Apart from making it possible to do recursion (even left-recursion), `rule`

s
have an additional benefit: they control where work is shared, by the rule that
any `rule`

is only ever expanded once per position in the input string. If a
`rule`

is encountered more than once at a position, the work is shared.

## Compared to parser generators and combinator libraries

This library differs from the main methods that are used to write parsers in
the Haskell ecosystem:

Compared to parser generators (YACC, Happy, etc.) it requires very little
pre-processing of the grammar. It also allows you to stay in the host
language for both grammar and parser, i.e. there is no use of a separate
tool. This also means that you are free to use the abstraction facilities of
Haskell when writing a grammar. Currently the library requires a linear
traversal of the grammar's rules before use, which is usually fast enough to
do at run time, but precludes infinite grammars.

The grammar language is similar to that of many parser combinators (Parsec,
Attoparsec, parallel parsing processes, etc.), providing an applicative
interface, but the parser gracefully handles all finite CFGs, including those
with left-recursion. On the other hand, its productions are not monadic
meaning that it does not support context-sensitive or infinite grammars,
which are supported by many parser combinator libraries.

Note: The `Grammar`

type is a `Monad`

(used to provide observable sharing)
but it lives a layer above productions. It cannot be used to decide what
production to use depending on the result of a previous production, i.e. it
does not give us monadic parsing.

## The parsing algorithm

The parsing algorithm that this library uses is based on Earley's parsing
algorithm. The algorithm has
been modified to produce online parse results, to give good error messages, and
to allow garbage collection of the item sets.

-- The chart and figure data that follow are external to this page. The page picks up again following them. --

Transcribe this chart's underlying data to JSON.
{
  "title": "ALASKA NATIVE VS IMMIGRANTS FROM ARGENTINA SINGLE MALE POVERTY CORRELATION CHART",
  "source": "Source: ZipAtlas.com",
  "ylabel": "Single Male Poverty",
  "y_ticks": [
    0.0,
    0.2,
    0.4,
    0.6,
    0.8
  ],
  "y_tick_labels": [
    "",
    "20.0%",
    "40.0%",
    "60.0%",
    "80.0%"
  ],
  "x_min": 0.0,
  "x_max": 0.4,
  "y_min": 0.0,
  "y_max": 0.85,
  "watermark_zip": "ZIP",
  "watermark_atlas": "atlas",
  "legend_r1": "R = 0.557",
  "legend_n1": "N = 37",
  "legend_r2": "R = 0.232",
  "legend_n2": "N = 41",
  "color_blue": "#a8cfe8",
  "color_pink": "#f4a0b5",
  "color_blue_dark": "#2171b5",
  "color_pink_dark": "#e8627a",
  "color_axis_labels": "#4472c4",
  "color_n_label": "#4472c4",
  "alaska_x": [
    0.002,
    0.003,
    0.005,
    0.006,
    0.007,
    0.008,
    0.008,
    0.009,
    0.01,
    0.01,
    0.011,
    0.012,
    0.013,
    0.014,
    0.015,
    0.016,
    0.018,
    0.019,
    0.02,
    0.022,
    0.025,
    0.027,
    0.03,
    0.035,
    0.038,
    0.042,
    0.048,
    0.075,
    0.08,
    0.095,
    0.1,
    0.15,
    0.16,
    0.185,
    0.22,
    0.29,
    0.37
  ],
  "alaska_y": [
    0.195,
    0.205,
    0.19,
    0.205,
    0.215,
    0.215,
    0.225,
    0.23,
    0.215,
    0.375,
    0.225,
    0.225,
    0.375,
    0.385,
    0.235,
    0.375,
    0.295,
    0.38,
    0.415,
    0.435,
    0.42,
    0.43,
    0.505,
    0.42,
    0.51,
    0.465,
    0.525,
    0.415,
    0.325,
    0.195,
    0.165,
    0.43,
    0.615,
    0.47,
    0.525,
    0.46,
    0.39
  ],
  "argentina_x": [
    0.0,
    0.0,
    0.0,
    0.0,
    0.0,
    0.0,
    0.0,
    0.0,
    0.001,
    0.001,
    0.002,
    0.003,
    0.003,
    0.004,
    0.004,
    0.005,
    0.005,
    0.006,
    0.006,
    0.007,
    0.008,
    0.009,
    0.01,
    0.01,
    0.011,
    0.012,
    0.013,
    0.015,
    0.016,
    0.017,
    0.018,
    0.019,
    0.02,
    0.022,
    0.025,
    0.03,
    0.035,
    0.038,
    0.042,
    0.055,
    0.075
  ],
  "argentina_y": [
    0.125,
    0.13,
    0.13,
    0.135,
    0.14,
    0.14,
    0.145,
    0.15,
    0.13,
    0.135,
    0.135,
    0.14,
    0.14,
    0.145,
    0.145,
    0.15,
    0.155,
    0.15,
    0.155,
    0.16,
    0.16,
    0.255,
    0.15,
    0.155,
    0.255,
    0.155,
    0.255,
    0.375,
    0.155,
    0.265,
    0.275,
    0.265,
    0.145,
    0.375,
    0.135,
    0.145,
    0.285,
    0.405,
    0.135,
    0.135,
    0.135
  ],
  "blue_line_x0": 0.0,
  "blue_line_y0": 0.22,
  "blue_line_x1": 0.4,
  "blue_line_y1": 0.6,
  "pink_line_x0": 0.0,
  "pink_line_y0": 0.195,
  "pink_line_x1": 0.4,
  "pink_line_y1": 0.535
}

Essentially, instead of storing a
sequence of sets of items like in the original algorithm, the modified
algorithm just stores pointers back to sets of reachable items.

The worst-case run time performance of the Earley parsing algorithm is cubic in
the length of the input, but for large classes of grammars it is linear. It
should however be noted that this library will likely be slower than most
parser generators and parser combinator libraries.

The parser implements an optimisation similar to that presented in Joop M.I.M
Leo's paper *A general context-free parsing algorithm running in linear time on
every LR(k) grammar without using lookahead*, which removes indirections in
sequences of non-ambiguous backpointers between item sets.

For more in-depth information about the internals of the library, there are
implementation notes currently being written.